Além de Pineda e Gaffney, a japonesa Aya Iwamoto, também com a síndrome, ganhou fama ao conquistar um diploma inédito em literatura inglesa.

Segundo Pineda, não existem pessoas não-capacitadas, mas sim pessoas com "capacidades distintas". Para ele, a sociedade deve evoluir a um estágio de maior pluralidade, em que os portadores de síndrome de Down não sejam tratados como crianças e possam desenvolver suas capacidades e independência desde cedo.

BBC Mundo: Como você se sente sendo o primeira portador da síndrome de Down que concluiu um curso universitário na Europa?
Pablo Pineda: Acho que estou na linha de frente de uma guerra, o que é inconveniente. É preciso lutar, se meter na sociedade quando o mundo do Down normalmente segue outro caminho. Agora, fui inserido no grupo das pessoas consideradas "normais", enquanto os demais têm suas próprias associações, seus pais, seu pequeno mundo. Não é que eu me sinta ilhado, mas é muito difícil lutar em uma sociedade normatizada – ter uma identidade Down quando o mundo Down funciona de forma paralela.

BBC: Em que sentido essa divisão é percebida?
Pineda: Por exemplo, se for a um bar beber um drink. Agora, a reação não é tão frequente, mas antes as pessoas me perguntavam: "Você vai sozinho?". Ou algumas pessoas na rua me pegam pelo braço e me ajudam a atravessar a rua. Ou quando é época de eleições e vou votar, me perguntam "Mas você pode votar?". Acontece também de ir a um restaurante com meus pais e me servirem água em vez de vinho. Em outra ocasião, fui à praia e um grupo de guardas civis veio me perguntar se eu estava bem. "Sim, perfeitamente." São histórias curiosas, mas, como você pode notar, são nessas pequenas atitudes que as pessoas demonstram seus preconceitos.

BBC: Como você conseguiu se formar na universidade?
Pineda:
Devo tudo aos meus pais, que foram fundamentais para o meu sucesso, pois há anos eles decidiram que eu seria como o resto dos meus irmãos. Foi assim que tudo começou. Frequentei as mesmas escolas (que meus irmãos), e eles não esperavam que eu chegasse à universidade, mas fizeram de tudo para que eu estivesse sempre em contato com as pessoas. Eu não me dava conta no princípio. Quem lutou por mim foi minha mãe, que foi ao colégio, falou com o diretor. Para eu entrar no instituto, os professores tiveram que fazer uma votação, na qual acabei vencendo. No começo, foi difícil ir à aula dos professores que votaram "não", mas acabei, pouco a pouco, conquistando todos eles.

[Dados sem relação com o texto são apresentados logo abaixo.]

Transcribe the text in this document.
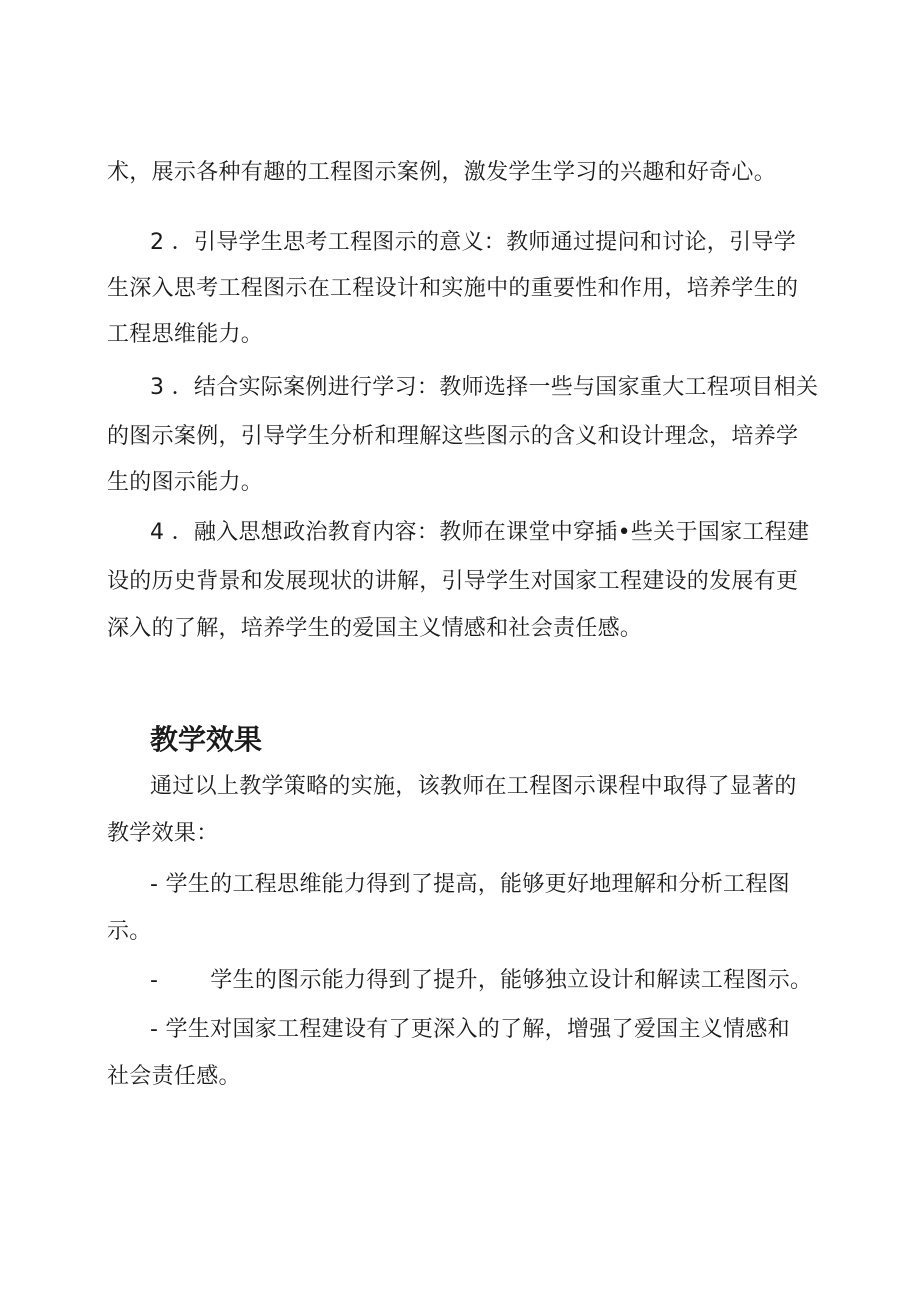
术，展示各种有趣的工程图示案例，激发学生学习的兴趣和好奇心。
2 ．引导学生思考工程图示的意义：教师通过提问和讨论，引导学
生深入思考工程图示在工程设计和实施中的重要性和作用，培养学生的
工程思维能力。
3 ．结合实际案例进行学习：教师选择一些与国家重大工程项目相关
的图示案例，引导学生分析和理解这些图示的含义和设计理念，培养学
生的图示能力。
4 ．融入思想政治教育内容：教师在课堂中穿插•些关于国家工程建
设的历史背景和发展现状的讲解，引导学生对国家工程建设的发展有更
深入的了解，培养学生的爱国主义情感和社会责任感。
教学效果
通过以上教学策略的实施，该教师在工程图示课程中取得了显著的
教学效果：
- 学生的工程思维能力得到了提高，能够更好地理解和分析工程图
示。
- 学生的图示能力得到了提升，能够独立设计和解读工程图示。
- 学生对国家工程建设有了更深入的了解，增强了爱国主义情感和
社会责任感。
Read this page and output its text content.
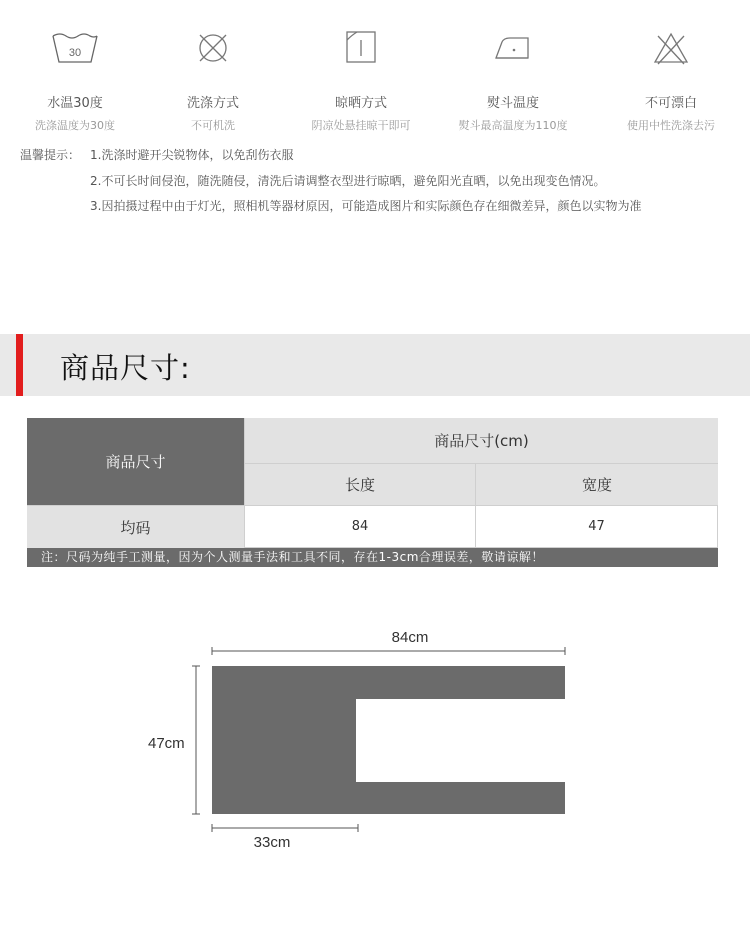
30
水温30度
洗涤温度为30度
洗涤方式
不可机洗
晾晒方式
阴凉处悬挂晾干即可
熨斗温度
熨斗最高温度为110度
不可漂白
使用中性洗涤去污
温馨提示： 1.洗涤时避开尖锐物体，以免刮伤衣服
2.不可长时间侵泡，随洗随侵，清洗后请调整衣型进行晾晒，避免阳光直晒，以免出现变色情况。
3.因拍摄过程中由于灯光，照相机等器材原因，可能造成图片和实际颜色存在细微差异，颜色以实物为准
商品尺寸:
商品尺寸
商品尺寸(cm)
长度	宽度
均码	84	47
注：尺码为纯手工测量，因为个人测量手法和工具不同，存在1-3cm合理误差，敬请谅解！
84cm
47cm
33cm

BBC: Como era sua metodologia de estudo?
Pineda:
Minha resposta vai surpreendê-la. Eu sempre estudo em voz alta, pois aprendo com mais facilidade. Eu leio, falo comigo mesmo e com as pessoas ao meu redor e, assim, entendo. Dou ênfase, faço gráficos, resumos. Não é um sistema só de memória, já que um assunto não é fácil de ser memorizado se não é entendido. Eu o compreendia, o explicava e o "mastigava" bem.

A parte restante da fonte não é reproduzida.